Nice-to-Have Requirements

Non-Requirements

  • Persistent standalone non-graceful configuration

  • Existing system scripts will not be modified as usage of this new flag is covered already by JBOSS_OPTS.

  • No changes are needed with regard to OpenShift, as the liveness/readiness checks occur over the management interface, which is not affected by this change.

Test Plan

  • A test (NonGracefulStartTestCase) has been add to wildfly/wildfly to exercise the reporter’s use case (two apps deployed to the same server that need to talk to each other during startup/deploy).

Community Documentation

  • Describe new --graceful-startup CLI param in section 11.1.2

  • Add a new section describing non-graceful startup to section 11.2

  • Update the Undertow subsystem documentation to reflect that queue-requests-on-start behavior will be slightly and subtly different

    • If a non-graceful startup is requested, and the queue-requests-on-start attribute is not set, requests will NOT be queued despite the default value of true for the property.
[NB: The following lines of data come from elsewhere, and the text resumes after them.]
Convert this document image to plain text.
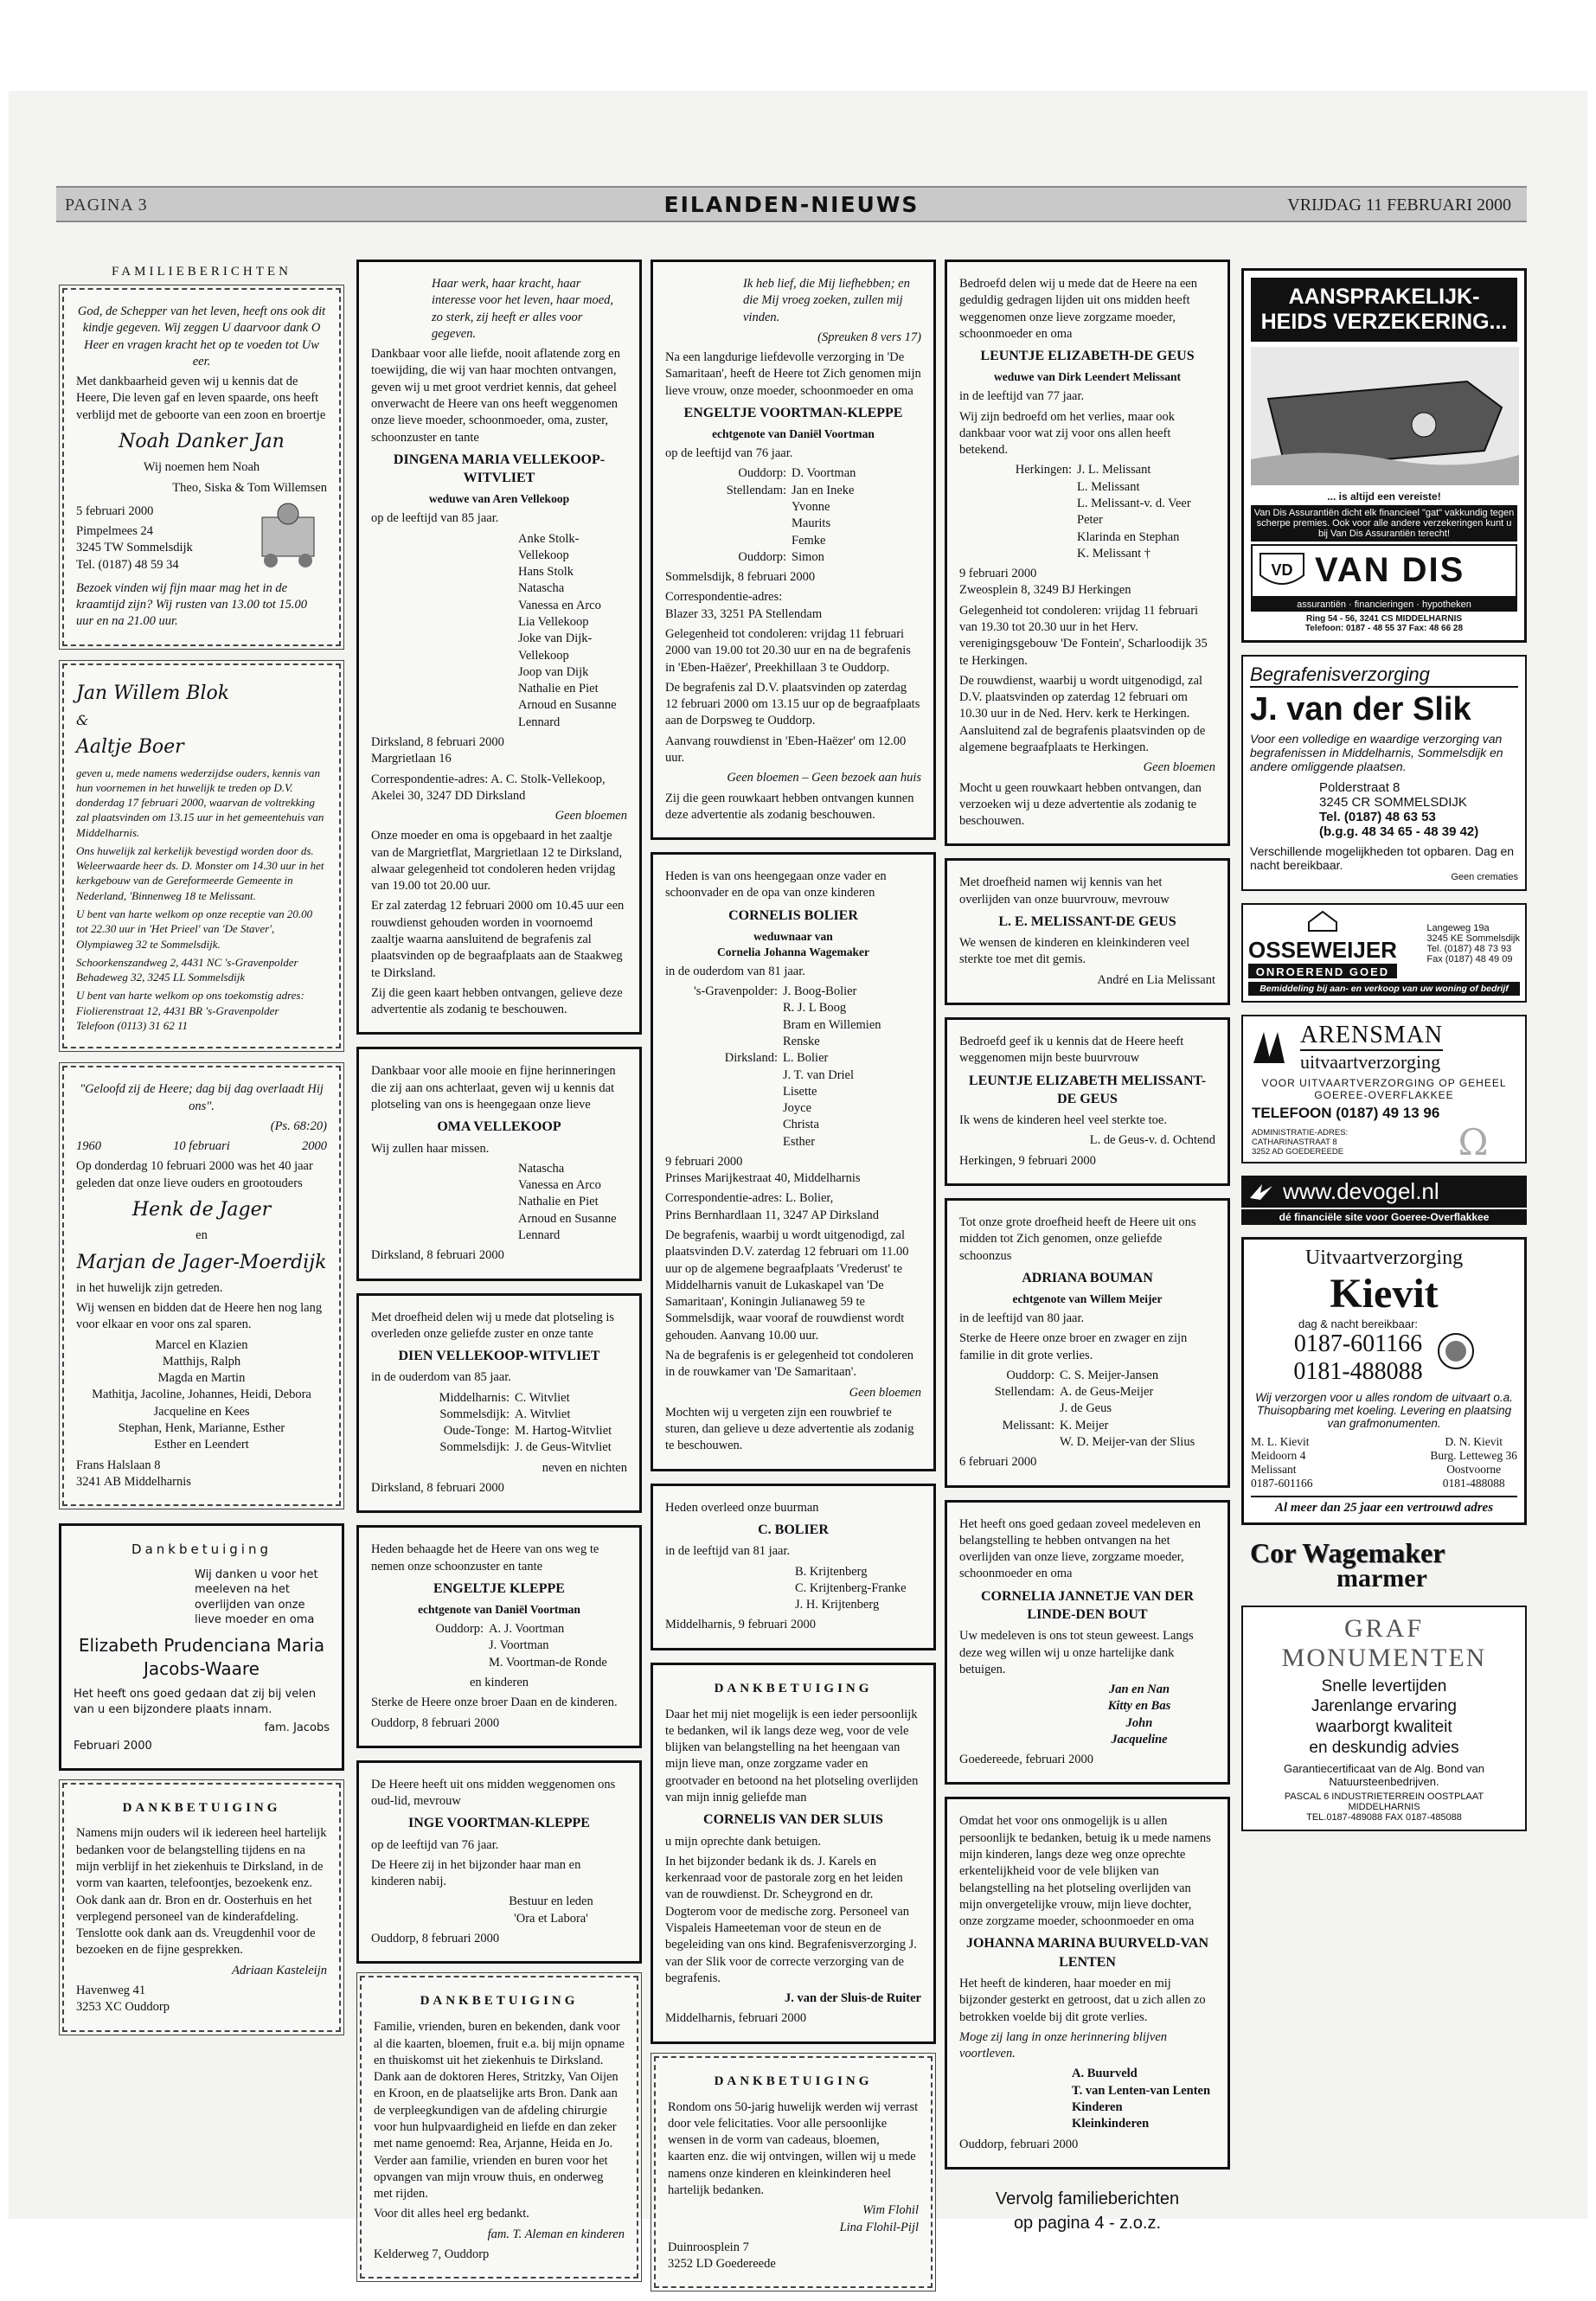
PAGINA 3	EILANDEN-NIEUWS	VRIJDAG 11 FEBRUARI 2000
FAMILIEBERICHTEN

God, de Schepper van het leven, heeft ons ook dit kindje gegeven. Wij zeggen U daarvoor dank O Heer en vragen kracht het op te voeden tot Uw eer.

Met dankbaarheid geven wij u kennis dat de Heere, Die leven gaf en leven spaarde, ons heeft verblijd met de geboorte van een zoon en broertje

Noah Danker Jan

Wij noemen hem Noah

Theo, Siska & Tom Willemsen

5 februari 2000

Pimpelmees 24
3245 TW Sommelsdijk
Tel. (0187) 48 59 34

Bezoek vinden wij fijn maar mag het in de kraamtijd zijn? Wij rusten van 13.00 tot 15.00 uur en na 21.00 uur.

Jan Willem Blok
&
Aaltje Boer

geven u, mede namens wederzijdse ouders, kennis van hun voornemen in het huwelijk te treden op D.V. donderdag 17 februari 2000, waarvan de voltrekking zal plaatsvinden om 13.15 uur in het gemeentehuis van Middelharnis.

Ons huwelijk zal kerkelijk bevestigd worden door ds. Weleerwaarde heer ds. D. Monster om 14.30 uur in het kerkgebouw van de Gereformeerde Gemeente in Nederland, 'Binnenweg 18 te Melissant.

U bent van harte welkom op onze receptie van 20.00 tot 22.30 uur in 'Het Prieel' van 'De Staver', Olympiaweg 32 te Sommelsdijk.

Schoorkenszandweg 2, 4431 NC 's-Gravenpolder
Behadeweg 32, 3245 LL Sommelsdijk

U bent van harte welkom op ons toekomstig adres: Fiolierenstraat 12, 4431 BR 's-Gravenpolder
Telefoon (0113) 31 62 11

"Geloofd zij de Heere; dag bij dag overlaadt Hij ons".

(Ps. 68:20)

1960	10 februari	2000

Op donderdag 10 februari 2000 was het 40 jaar geleden dat onze lieve ouders en grootouders

Henk de Jager

en

Marjan de Jager-Moerdijk

in het huwelijk zijn getreden.

Wij wensen en bidden dat de Heere hen nog lang voor elkaar en voor ons zal sparen.

Marcel en Klazien
Matthijs, Ralph
Magda en Martin
Mathitja, Jacoline, Johannes, Heidi, Debora
Jacqueline en Kees
Stephan, Henk, Marianne, Esther
Esther en Leendert

Frans Halslaan 8
3241 AB Middelharnis

Dankbetuiging

Wij danken u voor het meeleven na het overlijden van onze lieve moeder en oma

Elizabeth Prudenciana Maria Jacobs-Waare

Het heeft ons goed gedaan dat zij bij velen van u een bijzondere plaats innam.

fam. Jacobs

Februari 2000

DANKBETUIGING

Namens mijn ouders wil ik iedereen heel hartelijk bedanken voor de belangstelling tijdens en na mijn verblijf in het ziekenhuis te Dirksland, in de vorm van kaarten, telefoontjes, bezoekenk enz. Ook dank aan dr. Bron en dr. Oosterhuis en het verplegend personeel van de kinderafdeling. Tenslotte ook dank aan ds. Vreugdenhil voor de bezoeken en de fijne gesprekken.

Adriaan Kasteleijn

Havenweg 41
3253 XC Ouddorp

Haar werk, haar kracht, haar interesse voor het leven, haar moed, zo sterk, zij heeft er alles voor gegeven.

Dankbaar voor alle liefde, nooit aflatende zorg en toewijding, die wij van haar mochten ontvangen, geven wij u met groot verdriet kennis, dat geheel onverwacht de Heere van ons heeft weggenomen onze lieve moeder, schoonmoeder, oma, zuster, schoonzuster en tante

DINGENA MARIA VELLEKOOP-WITVLIET
weduwe van Aren Vellekoop

op de leeftijd van 85 jaar.

Anke Stolk-Vellekoop
Hans Stolk
Natascha
Vanessa en Arco
Lia Vellekoop
Joke van Dijk-Vellekoop
Joop van Dijk
Nathalie en Piet
Arnoud en Susanne
Lennard

Dirksland, 8 februari 2000
Margrietlaan 16

Correspondentie-adres: A. C. Stolk-Vellekoop, Akelei 30, 3247 DD Dirksland

Geen bloemen

Onze moeder en oma is opgebaard in het zaaltje van de Margrietflat, Margrietlaan 12 te Dirksland, alwaar gelegenheid tot condoleren heden vrijdag van 19.00 tot 20.00 uur.

Er zal zaterdag 12 februari 2000 om 10.45 uur een rouwdienst gehouden worden in voornoemd zaaltje waarna aansluitend de begrafenis zal plaatsvinden op de begraafplaats aan de Staakweg te Dirksland.

Zij die geen kaart hebben ontvangen, gelieve deze advertentie als zodanig te beschouwen.

Dankbaar voor alle mooie en fijne herinneringen die zij aan ons achterlaat, geven wij u kennis dat plotseling van ons is heengegaan onze lieve

OMA VELLEKOOP

Wij zullen haar missen.

Natascha
Vanessa en Arco
Nathalie en Piet
Arnoud en Susanne
Lennard

Dirksland, 8 februari 2000

Met droefheid delen wij u mede dat plotseling is overleden onze geliefde zuster en onze tante

DIEN VELLEKOOP-WITVLIET

in de ouderdom van 85 jaar.

Middelharnis: C. Witvliet
Sommelsdijk: A. Witvliet
Oude-Tonge: M. Hartog-Witvliet
Sommelsdijk: J. de Geus-Witvliet

neven en nichten

Dirksland, 8 februari 2000

Heden behaagde het de Heere van ons weg te nemen onze schoonzuster en tante

ENGELTJE KLEPPE
echtgenote van Daniël Voortman
Ouddorp: A. J. Voortman
J. Voortman
M. Voortman-de Ronde

en kinderen

Sterke de Heere onze broer Daan en de kinderen.

Ouddorp, 8 februari 2000

De Heere heeft uit ons midden weggenomen ons oud-lid, mevrouw

INGE VOORTMAN-KLEPPE

op de leeftijd van 76 jaar.

De Heere zij in het bijzonder haar man en kinderen nabij.

Bestuur en leden
'Ora et Labora'

Ouddorp, 8 februari 2000

DANKBETUIGING

Familie, vrienden, buren en bekenden, dank voor al die kaarten, bloemen, fruit e.a. bij mijn opname en thuiskomst uit het ziekenhuis te Dirksland. Dank aan de doktoren Heres, Stritzky, Van Oijen en Kroon, en de plaatselijke arts Bron. Dank aan de verpleegkundigen van de afdeling chirurgie voor hun hulpvaardigheid en liefde en dan zeker met name genoemd: Rea, Arjanne, Heida en Jo. Verder aan familie, vrienden en buren voor het opvangen van mijn vrouw thuis, en onderweg met rijden.

Voor dit alles heel erg bedankt.

fam. T. Aleman en kinderen

Kelderweg 7, Ouddorp

Ik heb lief, die Mij liefhebben; en die Mij vroeg zoeken, zullen mij vinden.

(Spreuken 8 vers 17)

Na een langdurige liefdevolle verzorging in 'De Samaritaan', heeft de Heere tot Zich genomen mijn lieve vrouw, onze moeder, schoonmoeder en oma

ENGELTJE VOORTMAN-KLEPPE
echtgenote van Daniël Voortman

op de leeftijd van 76 jaar.

Ouddorp: D. Voortman
Stellendam: Jan en Ineke
Yvonne
Maurits
Femke
Ouddorp: Simon

Sommelsdijk, 8 februari 2000

Correspondentie-adres:
Blazer 33, 3251 PA Stellendam

Gelegenheid tot condoleren: vrijdag 11 februari 2000 van 19.00 tot 20.30 uur en na de begrafenis in 'Eben-Haëzer', Preekhillaan 3 te Ouddorp.

De begrafenis zal D.V. plaatsvinden op zaterdag 12 februari 2000 om 13.15 uur op de begraafplaats aan de Dorpsweg te Ouddorp.

Aanvang rouwdienst in 'Eben-Haëzer' om 12.00 uur.

Geen bloemen – Geen bezoek aan huis

Zij die geen rouwkaart hebben ontvangen kunnen deze advertentie als zodanig beschouwen.

Heden is van ons heengegaan onze vader en schoonvader en de opa van onze kinderen

CORNELIS BOLIER
weduwnaar van
Cornelia Johanna Wagemaker

in de ouderdom van 81 jaar.

's-Gravenpolder: J. Boog-Bolier
R. J. L Boog
Bram en Willemien
Renske
Dirksland: L. Bolier
J. T. van Driel
Lisette
Joyce
Christa
Esther

9 februari 2000
Prinses Marijkestraat 40, Middelharnis

Correspondentie-adres: L. Bolier,
Prins Bernhardlaan 11, 3247 AP Dirksland

De begrafenis, waarbij u wordt uitgenodigd, zal plaatsvinden D.V. zaterdag 12 februari om 11.00 uur op de algemene begraafplaats 'Vrederust' te Middelharnis vanuit de Lukaskapel van 'De Samaritaan', Koningin Julianaweg 59 te Sommelsdijk, waar vooraf de rouwdienst wordt gehouden. Aanvang 10.00 uur.

Na de begrafenis is er gelegenheid tot condoleren in de rouwkamer van 'De Samaritaan'.

Geen bloemen

Mochten wij u vergeten zijn een rouwbrief te sturen, dan gelieve u deze advertentie als zodanig te beschouwen.

Heden overleed onze buurman

C. BOLIER

in de leeftijd van 81 jaar.

B. Krijtenberg
C. Krijtenberg-Franke
J. H. Krijtenberg

Middelharnis, 9 februari 2000

DANKBETUIGING

Daar het mij niet mogelijk is een ieder persoonlijk te bedanken, wil ik langs deze weg, voor de vele blijken van belangstelling na het heengaan van mijn lieve man, onze zorgzame vader en grootvader en betoond na het plotseling overlijden van mijn innig geliefde man

CORNELIS VAN DER SLUIS

u mijn oprechte dank betuigen.

In het bijzonder bedank ik ds. J. Karels en kerkenraad voor de pastorale zorg en het leiden van de rouwdienst. Dr. Scheygrond en dr. Dogterom voor de medische zorg. Personeel van Vispaleis Hameeteman voor de steun en de begeleiding van ons kind. Begrafenisverzorging J. van der Slik voor de correcte verzorging van de begrafenis.

J. van der Sluis-de Ruiter

Middelharnis, februari 2000

DANKBETUIGING

Rondom ons 50-jarig huwelijk werden wij verrast door vele felicitaties. Voor alle persoonlijke wensen in de vorm van cadeaus, bloemen, kaarten enz. die wij ontvingen, willen wij u mede namens onze kinderen en kleinkinderen heel hartelijk bedanken.

Wim Flohil
Lina Flohil-Pijl

Duinroosplein 7
3252 LD Goedereede

Bedroefd delen wij u mede dat de Heere na een geduldig gedragen lijden uit ons midden heeft weggenomen onze lieve zorgzame moeder, schoonmoeder en oma

LEUNTJE ELIZABETH-DE GEUS
weduwe van Dirk Leendert Melissant

in de leeftijd van 77 jaar.

Wij zijn bedroefd om het verlies, maar ook dankbaar voor wat zij voor ons allen heeft betekend.

Herkingen: J. L. Melissant
L. Melissant
L. Melissant-v. d. Veer
Peter
Klarinda en Stephan
K. Melissant †

9 februari 2000
Zweosplein 8, 3249 BJ Herkingen

Gelegenheid tot condoleren: vrijdag 11 februari van 19.30 tot 20.30 uur in het Herv. verenigingsgebouw 'De Fontein', Scharloodijk 35 te Herkingen.

De rouwdienst, waarbij u wordt uitgenodigd, zal D.V. plaatsvinden op zaterdag 12 februari om 10.30 uur in de Ned. Herv. kerk te Herkingen. Aansluitend zal de begrafenis plaatsvinden op de algemene begraafplaats te Herkingen.

Geen bloemen

Mocht u geen rouwkaart hebben ontvangen, dan verzoeken wij u deze advertentie als zodanig te beschouwen.

Met droefheid namen wij kennis van het overlijden van onze buurvrouw, mevrouw

L. E. MELISSANT-DE GEUS

We wensen de kinderen en kleinkinderen veel sterkte toe met dit gemis.

André en Lia Melissant

Bedroefd geef ik u kennis dat de Heere heeft weggenomen mijn beste buurvrouw

LEUNTJE ELIZABETH MELISSANT-DE GEUS

Ik wens de kinderen heel veel sterkte toe.

L. de Geus-v. d. Ochtend

Herkingen, 9 februari 2000

Tot onze grote droefheid heeft de Heere uit ons midden tot Zich genomen, onze geliefde schoonzus

ADRIANA BOUMAN
echtgenote van Willem Meijer

in de leeftijd van 80 jaar.

Sterke de Heere onze broer en zwager en zijn familie in dit grote verlies.

Ouddorp: C. S. Meijer-Jansen
Stellendam: A. de Geus-Meijer
J. de Geus
Melissant: K. Meijer
W. D. Meijer-van der Slius

6 februari 2000

Het heeft ons goed gedaan zoveel medeleven en belangstelling te hebben ontvangen na het overlijden van onze lieve, zorgzame moeder, schoonmoeder en oma

CORNELIA JANNETJE VAN DER LINDE-DEN BOUT

Uw medeleven is ons tot steun geweest. Langs deze weg willen wij u onze hartelijke dank betuigen.

Jan en Nan
Kitty en Bas
John
Jacqueline

Goedereede, februari 2000

Omdat het voor ons onmogelijk is u allen persoonlijk te bedanken, betuig ik u mede namens mijn kinderen, langs deze weg onze oprechte erkentelijkheid voor de vele blijken van belangstelling na het plotseling overlijden van mijn onvergetelijke vrouw, mijn lieve dochter, onze zorgzame moeder, schoonmoeder en oma

JOHANNA MARINA BUURVELD-VAN LENTEN

Het heeft de kinderen, haar moeder en mij bijzonder gesterkt en getroost, dat u zich allen zo betrokken voelde bij dit grote verlies.

Moge zij lang in onze herinnering blijven voortleven.

A. Buurveld
T. van Lenten-van Lenten
Kinderen
Kleinkinderen

Ouddorp, februari 2000

Vervolg familieberichten
op pagina 4 - z.o.z.
AANSPRAKELIJK-HEIDS VERZEKERING...
... is altijd een vereiste!
Van Dis Assurantiën dicht elk financieel "gat" vakkundig tegen scherpe premies. Ook voor alle andere verzekeringen kunt u bij Van Dis Assurantiën terecht!
VD VAN DIS
assurantiën · financieringen · hypotheken
Ring 54 - 56, 3241 CS MIDDELHARNIS
Telefoon: 0187 - 48 55 37 Fax: 48 66 28
Begrafenisverzorging
J. van der Slik
Voor een volledige en waardige verzorging van begrafenissen in Middelharnis, Sommelsdijk en andere omliggende plaatsen.
Polderstraat 8
3245 CR SOMMELSDIJK
Tel. (0187) 48 63 53
(b.g.g. 48 34 65 - 48 39 42)
Verschillende mogelijkheden tot opbaren. Dag en nacht bereikbaar.
Geen crematies
OSSEWEIJER
ONROEREND GOED
Langeweg 19a
3245 KE Sommelsdijk
Tel. (0187) 48 73 93
Fax (0187) 48 49 09
Bemiddeling bij aan- en verkoop van uw woning of bedrijf
ARENSMAN
uitvaartverzorging
VOOR UITVAARTVERZORGING OP GEHEEL GOEREE-OVERFLAKKEE
TELEFOON (0187) 49 13 96
ADMINISTRATIE-ADRES:
CATHARINASTRAAT 8
3252 AD GOEDEREEDE	Ω
www.devogel.nl
dé financiële site voor Goeree-Overflakkee
Uitvaartverzorging
Kievit
dag & nacht bereikbaar:
0187-601166
0181-488088
Wij verzorgen voor u alles rondom de uitvaart o.a. Thuisopbaring met koeling. Levering en plaatsing van grafmonumenten.
M. L. Kievit
Meidoorn 4
Melissant
0187-601166
D. N. Kievit
Burg. Letteweg 36
Oostvoorne
0181-488088
Al meer dan 25 jaar een vertrouwd adres
Cor Wagemaker
marmer
GRAF
MONUMENTEN
Snelle levertijden
Jarenlange ervaring
waarborgt kwaliteit
en deskundig advies
Garantiecertificaat van de Alg. Bond van Natuursteenbedrijven.
PASCAL 6 INDUSTRIETERREIN OOSTPLAAT MIDDELHARNIS
TEL.0187-489088 FAX 0187-485088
In the instance of a non-graceful startup, non-graceful requires non-queued requests.

    • If non-graceful is configured, but queue-requests-on-start is explicitly set to true, then requests will be queued, effectively disabling non-graceful mode

Release Note Content

A new --graceful-startup option has been added to allow the server (either standalone or servers in a group in domain mode) to start answering requests before the entire it has finished booting.